You have been involved with the National COVID Cohort Collaborative (N3C), which aims to bring together EHR data, harmonize it and make it broadly accessible. What were some lessons your organization learned from the rapid-fire response to COVID?

Well, I think there's three critical lessons that we've learned from our rapid-fire response, especially at the national level. The first is that even with a disease like COVID, where we see high numbers of cases in almost every community, no single institution has enough data to be able to do the types of AI-driven studies just mentioned above. You really have to combine data across organizational boundaries if we're going to have enough robust, comprehensive data to train the types of algorithms that allow us to better respond to COVID-19 or any other emerging infectious disease in the future. So data sharing is central to this type of response.

What we learned is that nationally we really didn't have the infrastructure to do this. Despite the massive investments that have been made in electronic health records, the massive advancements in computation available at our fingertips, we simply don't have that infrastructure in healthcare. So, we've had to build that infrastructure in real time over the last 18 months in order to respond to COVID-19.

There are a number of ways in which we can use advanced computational methods to not only analyze this data, but also to ensure the privacy and confidentiality of the patients from whom the data has been generated. We have learned how to use a number of important technologies like synthetic data generation algorithms as well as more advanced data de-identification tools to ensure that we can do high-quality analysis and protect privacy and confidentiality. I think what it's shown us is that we can do both things, and so we need to maintain that same bar moving forward when we think about broader efforts to improve population health using large amounts of data.

What are you most excited about working on in the year ahead?

I think that the big opportunity in the year ahead is what I've often described to people is a renaissance in clinical decision support. For a long time, the history of informatics and data science in healthcare has been defined by the history of clinical decision support, i.e., using large amounts of data to better understand what a likely outcome for a patient in front of us today would be so we can make smarter decisions for them, and we do that every day.

We've always thought about it as a function of the data that we collect in the clinic or in the hospital, and what we've learned during the pandemic is that there are a lot of other really critical data sources.
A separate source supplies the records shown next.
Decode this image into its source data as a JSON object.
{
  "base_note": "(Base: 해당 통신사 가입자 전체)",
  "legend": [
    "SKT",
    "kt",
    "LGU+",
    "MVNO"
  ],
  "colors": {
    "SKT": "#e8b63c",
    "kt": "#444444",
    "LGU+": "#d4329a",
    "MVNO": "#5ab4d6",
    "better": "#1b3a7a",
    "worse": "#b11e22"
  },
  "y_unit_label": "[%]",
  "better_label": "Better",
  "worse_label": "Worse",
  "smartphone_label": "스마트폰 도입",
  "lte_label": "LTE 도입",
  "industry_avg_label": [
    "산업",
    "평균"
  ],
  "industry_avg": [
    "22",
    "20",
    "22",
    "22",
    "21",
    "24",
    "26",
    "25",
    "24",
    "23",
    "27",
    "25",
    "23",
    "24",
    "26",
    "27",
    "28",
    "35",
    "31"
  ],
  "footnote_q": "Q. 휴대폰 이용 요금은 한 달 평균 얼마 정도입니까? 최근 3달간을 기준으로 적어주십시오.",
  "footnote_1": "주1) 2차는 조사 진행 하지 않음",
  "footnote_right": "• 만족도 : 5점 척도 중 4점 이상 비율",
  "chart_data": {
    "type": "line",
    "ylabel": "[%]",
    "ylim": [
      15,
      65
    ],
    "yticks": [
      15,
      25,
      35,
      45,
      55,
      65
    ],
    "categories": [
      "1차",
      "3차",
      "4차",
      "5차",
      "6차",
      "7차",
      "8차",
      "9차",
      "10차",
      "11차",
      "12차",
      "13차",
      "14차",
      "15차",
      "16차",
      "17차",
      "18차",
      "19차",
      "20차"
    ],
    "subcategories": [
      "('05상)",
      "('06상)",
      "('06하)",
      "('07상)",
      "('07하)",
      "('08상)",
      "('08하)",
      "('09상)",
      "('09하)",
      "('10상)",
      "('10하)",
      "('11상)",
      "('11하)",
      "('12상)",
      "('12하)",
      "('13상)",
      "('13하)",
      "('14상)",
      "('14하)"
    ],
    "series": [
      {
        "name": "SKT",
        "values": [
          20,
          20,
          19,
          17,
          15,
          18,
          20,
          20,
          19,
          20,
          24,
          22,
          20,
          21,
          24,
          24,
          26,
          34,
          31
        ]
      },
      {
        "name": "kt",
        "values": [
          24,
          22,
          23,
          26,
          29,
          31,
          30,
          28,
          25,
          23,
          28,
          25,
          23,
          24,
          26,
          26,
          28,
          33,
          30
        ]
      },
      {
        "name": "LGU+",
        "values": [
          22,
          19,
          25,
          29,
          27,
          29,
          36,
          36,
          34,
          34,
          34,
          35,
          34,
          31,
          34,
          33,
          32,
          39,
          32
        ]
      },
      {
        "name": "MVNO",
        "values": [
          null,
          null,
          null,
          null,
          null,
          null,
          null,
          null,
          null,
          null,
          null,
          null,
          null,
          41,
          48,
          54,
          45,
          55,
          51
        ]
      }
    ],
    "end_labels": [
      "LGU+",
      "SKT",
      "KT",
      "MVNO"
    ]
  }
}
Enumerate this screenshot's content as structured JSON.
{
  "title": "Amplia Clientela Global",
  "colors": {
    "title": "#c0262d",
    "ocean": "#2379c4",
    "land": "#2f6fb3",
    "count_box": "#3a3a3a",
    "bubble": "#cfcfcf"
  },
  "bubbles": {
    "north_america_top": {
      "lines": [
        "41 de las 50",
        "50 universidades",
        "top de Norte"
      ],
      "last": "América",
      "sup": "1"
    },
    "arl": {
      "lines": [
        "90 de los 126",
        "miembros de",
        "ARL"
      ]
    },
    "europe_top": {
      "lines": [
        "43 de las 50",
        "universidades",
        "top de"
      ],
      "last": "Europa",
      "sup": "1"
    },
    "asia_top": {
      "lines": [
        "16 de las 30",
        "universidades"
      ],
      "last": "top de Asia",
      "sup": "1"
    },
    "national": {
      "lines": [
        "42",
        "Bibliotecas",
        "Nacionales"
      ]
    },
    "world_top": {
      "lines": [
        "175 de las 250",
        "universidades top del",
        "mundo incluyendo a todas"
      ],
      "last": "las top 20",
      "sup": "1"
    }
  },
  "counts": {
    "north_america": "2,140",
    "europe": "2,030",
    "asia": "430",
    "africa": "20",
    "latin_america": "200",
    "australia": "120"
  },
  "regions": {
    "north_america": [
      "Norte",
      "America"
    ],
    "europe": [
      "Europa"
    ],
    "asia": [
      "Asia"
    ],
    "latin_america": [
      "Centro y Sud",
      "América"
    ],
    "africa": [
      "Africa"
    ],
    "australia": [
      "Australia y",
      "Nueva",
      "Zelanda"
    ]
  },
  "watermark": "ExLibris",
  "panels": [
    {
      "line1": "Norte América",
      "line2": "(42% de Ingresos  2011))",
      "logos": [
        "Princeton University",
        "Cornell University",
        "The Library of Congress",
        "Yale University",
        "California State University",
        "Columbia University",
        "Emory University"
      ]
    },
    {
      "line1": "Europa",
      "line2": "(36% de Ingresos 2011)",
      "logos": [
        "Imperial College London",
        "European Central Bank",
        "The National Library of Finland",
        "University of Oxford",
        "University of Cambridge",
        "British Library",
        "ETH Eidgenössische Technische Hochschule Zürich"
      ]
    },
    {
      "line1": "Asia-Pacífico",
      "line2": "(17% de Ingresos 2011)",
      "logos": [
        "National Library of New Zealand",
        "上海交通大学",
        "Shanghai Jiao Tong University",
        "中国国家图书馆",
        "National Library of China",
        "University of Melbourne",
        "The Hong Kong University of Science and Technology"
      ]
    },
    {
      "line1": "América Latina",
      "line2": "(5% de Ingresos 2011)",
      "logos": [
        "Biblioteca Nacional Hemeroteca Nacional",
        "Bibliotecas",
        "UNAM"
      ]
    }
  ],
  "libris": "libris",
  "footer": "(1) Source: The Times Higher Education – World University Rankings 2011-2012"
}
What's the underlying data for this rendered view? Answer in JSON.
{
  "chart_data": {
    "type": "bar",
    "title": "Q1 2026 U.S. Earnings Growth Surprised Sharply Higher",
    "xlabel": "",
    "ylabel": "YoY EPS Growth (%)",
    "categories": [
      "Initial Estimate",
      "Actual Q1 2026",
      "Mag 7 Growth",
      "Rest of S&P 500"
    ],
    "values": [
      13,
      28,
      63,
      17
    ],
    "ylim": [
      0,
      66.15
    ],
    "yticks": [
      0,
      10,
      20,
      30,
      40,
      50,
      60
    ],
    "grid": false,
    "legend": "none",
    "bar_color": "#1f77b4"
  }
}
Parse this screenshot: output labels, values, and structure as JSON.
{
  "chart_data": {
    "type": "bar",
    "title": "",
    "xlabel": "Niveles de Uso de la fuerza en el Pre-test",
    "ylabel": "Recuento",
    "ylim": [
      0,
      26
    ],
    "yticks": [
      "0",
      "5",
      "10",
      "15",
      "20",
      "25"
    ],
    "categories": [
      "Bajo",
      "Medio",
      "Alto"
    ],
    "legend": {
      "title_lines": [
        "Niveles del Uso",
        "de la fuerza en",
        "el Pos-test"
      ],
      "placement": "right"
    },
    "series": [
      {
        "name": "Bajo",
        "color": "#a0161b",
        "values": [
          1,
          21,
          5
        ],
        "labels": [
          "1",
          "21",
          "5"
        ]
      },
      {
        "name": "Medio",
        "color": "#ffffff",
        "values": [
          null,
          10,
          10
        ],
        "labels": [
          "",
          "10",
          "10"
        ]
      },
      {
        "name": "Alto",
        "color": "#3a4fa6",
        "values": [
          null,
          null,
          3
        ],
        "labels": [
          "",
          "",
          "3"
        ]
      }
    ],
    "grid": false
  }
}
This includes biomolecular data, patient-generated data, environmental data, social determinants of health, and all the measures that go along with that. And we've not used that data traditionally to inform clinical decision support, but we've learned during the pandemic that when we put those pieces together, we get clinical decision support that's vastly better than the clinical decision support that we've had in the past. The question is, do we take those lessons learned — and I believe we will — and build more comprehensive clinical decision support that meets the needs of not only providers but actual patients, who are being engaged as an integral part of the decision-making process. In a lot of ways, precision medicine doesn't always have to be about sequencing patients. Sometimes precision medicine is just about making sure patients can get to the right provider at the right time and place, and we don't need a genome to do that. We don't need other complex data sources. We just need to understand a patient’s needs and map it to available healthcare resources and really connect the dots.